MSW Student Jenna Abrams Found Love for Geriatric Social Work, Opportunity to Manage New Initiative in First-Year Field Placement
Jenna Abrams, MSW '20, admits she was disappointed last August when she learned she would be working with older adults in her first-year field placement, which the School assigns to provide new students a foundation of social work practice skills within a generalist perspective. “I thought to myself ‘What? This is not what I wanted at all,’” Abrams said. “But after one day with my geriatric clients, I fell in love with the population.” Now, Abrams not only works directly with older adults but she also manages a new, grant-funded initiative that makes resources available to their family caregivers.
Since Abrams started as an intern in the home care department at Family and Children's Agency in Norwalk, CT, in fall 2018, she has served as a case manager for three Fairfield County residents in their 80s and 90s, who are able to remain safe and independent in their own homes thanks to the services the agency provides. Abrams coordinates her clients’ care and visits them in their homes weekly, assessing their well-being and helping them process their feelings.
After Abrams quickly proved adept at her case management responsibilities, she told Social Work Supervisor Megan Haque, her field instructor, that she had the capacity to do more. When the Southwestern Connecticut Agency on Aging (SWCAA) awarded Family and Children's Agency a $15,000 grant in late 2018 to provide an information and assistance program for family caregivers of Southwest Connecticut’s older adult population, Haque tapped Abrams to implement it at the same time that she continues to serve her case management clients.

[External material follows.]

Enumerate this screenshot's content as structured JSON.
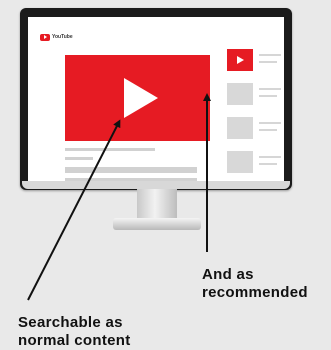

According to Abrams, many family caregivers do not know how to access services and benefits for their aging relatives – or even what is available to them. “A lot of times, the agency would get calls saying my mom, my grandma, or my dad needs help, and we didn’t have the capacity to connect them to what they needed. This grant-funded program fills that gap.”
Starting in January 2019, Abrams did extensive research, under Haque’s guidance, and compiled a resource guide including information, eligibility criteria, and applications for countless programs, services, and sources of government aid ranging from Meals on Wheels to Alzheimer’s support groups to Medicare Savings Programs. Now, when family caregivers call the agency seeking guidance, Abrams is able to explain their loved ones’ options and send them information so they can access the resources available. On the rare occasion a caller asks about something Abrams isn’t familiar with, she tracks it down and adds it to the guide.
Even without a massive marketing campaign behind the program, Abrams gets dozens of calls a week. “It’s all word of mouth,” she said. “If the caller’s family member isn’t being served by our agency, they might have gotten a referral from a social worker at another agency or even from a friend.”
The only disappointment, Abrams said, is that her field placement ends in May, before the grant period is over. “The good news is that I have laid the groundwork for the program to continue to thrive once I leave, and to potentially be renewed for years to come.”
Abrams will also continue to fulfill her new-found passion for geriatric social work through her participation in a working group, led by Assistant Professor Ernest Gonzales, which is focused on structural ageism. Dr. Gonzales, who is co-lead of the national Grand Challenges for Social Work’s “Advancing Long, Healthy, and Productive Lives” challenge, was Abrams’s Human Behavior in the Social Environment 1 (HB1) professor, and he inspired her with his integration of gerontology in the course material. “Both my field placement and HB I section were fortuitous,” Abrams said. “Working with older adults is not what I would have chosen to pursue, but I love it and it’s what I want to do.”